Out-Law News 2 min. read
12 Jun 2025, 9:09 am
The importance being placed on AI and other technologies as drivers of UK economic growth is evident from funding commitments outlined on Wednesday, experts have said.
Sarah Cameron and Mark Ferguson of Pinsent Masons, experts in technology law and public policy respectively, said the pledges made by UK chancellor Rachel Reeves in her spending review will have implications for organisations that both develop and deploy AI solutions; for how UK-based technology companies and universities might innovate; and for the way public sector bodies will operate in future.
Reeves’ spending review plans envisage more than £2 billion of public funds being used to implement the AI opportunities action plan that the government endorsed earlier this year. This, it said, will mean “a twentyfold expansion” of the capacity of the UK’s AI Research Resource, which was established under the previous government to provide so-called ‘super-computer’ support for AI research, as well as up to £500 million for the creation of a new UK Sovereign AI Unit to help “support the emergence of national AI champions” in tandem with the British Business Bank. The British Business Bank itself is to get almost £3bn in increased funding “to support companies to start, scale and grow in the UK”.
Another major technology-related funding commitment set out in the spending review is the up to £750 million pledged for a new supercomputer at Edinburgh University – described by the government as an asset that “will give scientists in all UK universities access to computational power that can be found in only a handful of other nations”.
In her announcement, Reeves further pledged £240m for the AI Security Institute; at least £1bn to support the scaling up of the Advanced Research and Invention Agency (ARIA), which provides R&D funding for technological and scientific breakthroughs, as part of a wider £22bn R&D funding commitment; and £1.9bn for digital infrastructure, to ensure wider access to and speedier broadband connectivity – as part of wider infrastructure investment commitments. Further funding has also been pledged to support the use of AI in government as part of a broad efficiency drive.
Sarah Cameron said: “Sovereign AI compute is important for the public sector for enabling focused research on the UK’s most critical priorities like healthcare and defence, and for supporting our academics and start-ups with affordable compute to train AI models. It should also allow access to AI compute at times of disruption.”
Mark Ferguson said the Department for Science, Innovation and Technology is arguably the biggest winner among government departments from the chancellor’s spending review, with an average annual growth of 7.4% over the next five years, which he said outstrips every other departmental rise comfortably.
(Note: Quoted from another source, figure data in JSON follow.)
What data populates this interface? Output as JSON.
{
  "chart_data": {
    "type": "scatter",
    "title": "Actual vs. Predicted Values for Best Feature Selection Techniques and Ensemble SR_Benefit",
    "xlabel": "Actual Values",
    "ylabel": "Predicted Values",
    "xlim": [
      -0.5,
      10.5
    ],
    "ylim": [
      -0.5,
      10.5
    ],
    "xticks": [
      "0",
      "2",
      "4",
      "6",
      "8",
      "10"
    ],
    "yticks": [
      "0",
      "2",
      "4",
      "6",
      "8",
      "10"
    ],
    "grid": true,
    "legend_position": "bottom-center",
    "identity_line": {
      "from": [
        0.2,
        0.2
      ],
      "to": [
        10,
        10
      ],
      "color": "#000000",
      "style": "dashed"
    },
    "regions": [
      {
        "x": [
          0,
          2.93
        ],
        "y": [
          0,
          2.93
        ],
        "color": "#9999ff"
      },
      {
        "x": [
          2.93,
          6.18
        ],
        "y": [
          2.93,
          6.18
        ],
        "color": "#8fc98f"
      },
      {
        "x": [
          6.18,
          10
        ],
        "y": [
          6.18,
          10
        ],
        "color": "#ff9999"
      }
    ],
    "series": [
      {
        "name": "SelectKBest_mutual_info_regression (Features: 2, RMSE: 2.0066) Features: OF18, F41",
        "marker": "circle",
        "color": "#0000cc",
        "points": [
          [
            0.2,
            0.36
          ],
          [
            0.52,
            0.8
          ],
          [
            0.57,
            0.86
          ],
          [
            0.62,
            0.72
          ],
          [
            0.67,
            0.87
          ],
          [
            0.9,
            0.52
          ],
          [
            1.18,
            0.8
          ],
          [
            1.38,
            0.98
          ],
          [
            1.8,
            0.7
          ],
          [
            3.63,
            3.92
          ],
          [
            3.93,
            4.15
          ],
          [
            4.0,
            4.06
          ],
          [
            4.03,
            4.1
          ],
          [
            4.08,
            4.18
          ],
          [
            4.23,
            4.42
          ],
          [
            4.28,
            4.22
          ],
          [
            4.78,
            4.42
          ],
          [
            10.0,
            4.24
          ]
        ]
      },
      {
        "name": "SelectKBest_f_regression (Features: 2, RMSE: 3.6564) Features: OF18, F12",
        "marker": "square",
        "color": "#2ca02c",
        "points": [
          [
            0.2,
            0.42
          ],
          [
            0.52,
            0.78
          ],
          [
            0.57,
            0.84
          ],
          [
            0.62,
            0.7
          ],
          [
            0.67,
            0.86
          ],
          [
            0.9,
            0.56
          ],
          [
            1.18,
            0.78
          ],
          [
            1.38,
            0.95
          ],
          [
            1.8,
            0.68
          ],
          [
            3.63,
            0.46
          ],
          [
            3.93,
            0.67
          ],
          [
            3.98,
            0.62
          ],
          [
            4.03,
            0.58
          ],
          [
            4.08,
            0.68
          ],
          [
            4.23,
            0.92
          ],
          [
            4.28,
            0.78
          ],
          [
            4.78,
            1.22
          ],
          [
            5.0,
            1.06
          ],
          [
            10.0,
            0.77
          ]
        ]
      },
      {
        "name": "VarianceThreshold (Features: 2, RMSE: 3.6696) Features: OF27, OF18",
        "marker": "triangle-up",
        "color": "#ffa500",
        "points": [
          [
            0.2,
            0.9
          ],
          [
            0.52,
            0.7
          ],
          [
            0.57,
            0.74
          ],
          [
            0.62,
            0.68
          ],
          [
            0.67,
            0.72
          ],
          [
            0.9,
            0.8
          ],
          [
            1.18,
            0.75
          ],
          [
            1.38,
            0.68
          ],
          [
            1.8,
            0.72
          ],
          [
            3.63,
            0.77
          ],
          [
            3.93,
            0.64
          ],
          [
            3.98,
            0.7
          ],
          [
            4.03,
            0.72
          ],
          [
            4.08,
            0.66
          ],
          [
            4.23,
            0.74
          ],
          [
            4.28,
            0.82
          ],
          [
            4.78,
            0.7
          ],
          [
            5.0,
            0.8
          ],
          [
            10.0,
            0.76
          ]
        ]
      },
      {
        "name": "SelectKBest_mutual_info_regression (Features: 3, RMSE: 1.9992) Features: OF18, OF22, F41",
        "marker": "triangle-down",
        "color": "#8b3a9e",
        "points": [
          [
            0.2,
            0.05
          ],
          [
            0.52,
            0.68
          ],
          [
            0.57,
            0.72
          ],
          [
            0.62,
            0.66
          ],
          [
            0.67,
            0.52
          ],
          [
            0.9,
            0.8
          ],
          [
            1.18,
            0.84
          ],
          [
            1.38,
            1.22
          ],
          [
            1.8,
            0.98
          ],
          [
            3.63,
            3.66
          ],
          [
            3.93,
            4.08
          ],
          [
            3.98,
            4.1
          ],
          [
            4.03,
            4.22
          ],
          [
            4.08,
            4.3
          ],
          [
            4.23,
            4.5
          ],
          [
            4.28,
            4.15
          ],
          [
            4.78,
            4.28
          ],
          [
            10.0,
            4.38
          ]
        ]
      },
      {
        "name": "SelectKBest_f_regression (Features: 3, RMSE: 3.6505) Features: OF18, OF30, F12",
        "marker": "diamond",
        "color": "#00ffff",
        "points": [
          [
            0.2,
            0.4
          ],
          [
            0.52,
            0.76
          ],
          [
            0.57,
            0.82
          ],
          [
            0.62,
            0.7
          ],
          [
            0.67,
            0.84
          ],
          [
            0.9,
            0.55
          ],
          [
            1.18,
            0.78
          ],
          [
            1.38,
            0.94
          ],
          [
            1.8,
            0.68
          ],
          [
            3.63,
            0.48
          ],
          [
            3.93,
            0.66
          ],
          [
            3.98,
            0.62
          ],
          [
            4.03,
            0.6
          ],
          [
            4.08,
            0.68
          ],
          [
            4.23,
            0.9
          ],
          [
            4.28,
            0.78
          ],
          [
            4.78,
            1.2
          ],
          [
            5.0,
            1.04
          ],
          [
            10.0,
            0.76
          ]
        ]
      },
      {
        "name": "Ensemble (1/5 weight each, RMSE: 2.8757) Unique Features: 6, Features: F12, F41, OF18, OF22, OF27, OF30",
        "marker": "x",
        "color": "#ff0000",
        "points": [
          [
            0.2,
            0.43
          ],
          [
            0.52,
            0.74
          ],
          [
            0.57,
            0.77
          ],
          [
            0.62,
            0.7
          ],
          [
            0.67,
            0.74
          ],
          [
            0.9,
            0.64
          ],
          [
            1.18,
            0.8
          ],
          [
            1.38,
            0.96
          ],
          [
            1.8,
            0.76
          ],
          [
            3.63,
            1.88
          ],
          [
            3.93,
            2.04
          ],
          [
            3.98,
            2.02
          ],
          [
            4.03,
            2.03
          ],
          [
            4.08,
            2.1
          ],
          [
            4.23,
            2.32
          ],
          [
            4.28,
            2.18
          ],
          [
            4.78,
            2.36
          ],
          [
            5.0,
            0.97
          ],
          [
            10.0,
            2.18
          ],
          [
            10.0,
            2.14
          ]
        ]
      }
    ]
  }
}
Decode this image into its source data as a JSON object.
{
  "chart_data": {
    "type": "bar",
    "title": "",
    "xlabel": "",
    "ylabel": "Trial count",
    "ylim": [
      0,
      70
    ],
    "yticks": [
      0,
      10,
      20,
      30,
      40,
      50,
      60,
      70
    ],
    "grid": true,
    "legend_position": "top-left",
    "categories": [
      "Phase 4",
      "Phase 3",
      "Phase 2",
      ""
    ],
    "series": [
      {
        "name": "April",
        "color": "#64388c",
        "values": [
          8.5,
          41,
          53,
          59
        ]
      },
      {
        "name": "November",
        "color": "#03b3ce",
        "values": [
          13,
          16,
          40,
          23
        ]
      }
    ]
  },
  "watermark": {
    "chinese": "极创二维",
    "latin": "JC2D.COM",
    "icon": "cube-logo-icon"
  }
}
"The government has spoken favourably since day one about the positive impact that AI can have on public services and the economy and, based on the overall growth in the budget of the department responsible for it and the specific projects mentioned, it is putting its money where its mouth is,” Ferguson said. “Much of the spend in the public sector will be focused on making it work more efficiently. Many of the commitments announced make good on the commitments made as part of the government’s response to the AI opportunities action plan in January, when it committed to accepting all 50 recommendations in the plan."
Digital and technologies is one of eight growth-driving sectors that the government has identified that it plans to provide special support to as part of its modern industrial strategy. More details on the implementation of that strategy are expected to be outlined later this month.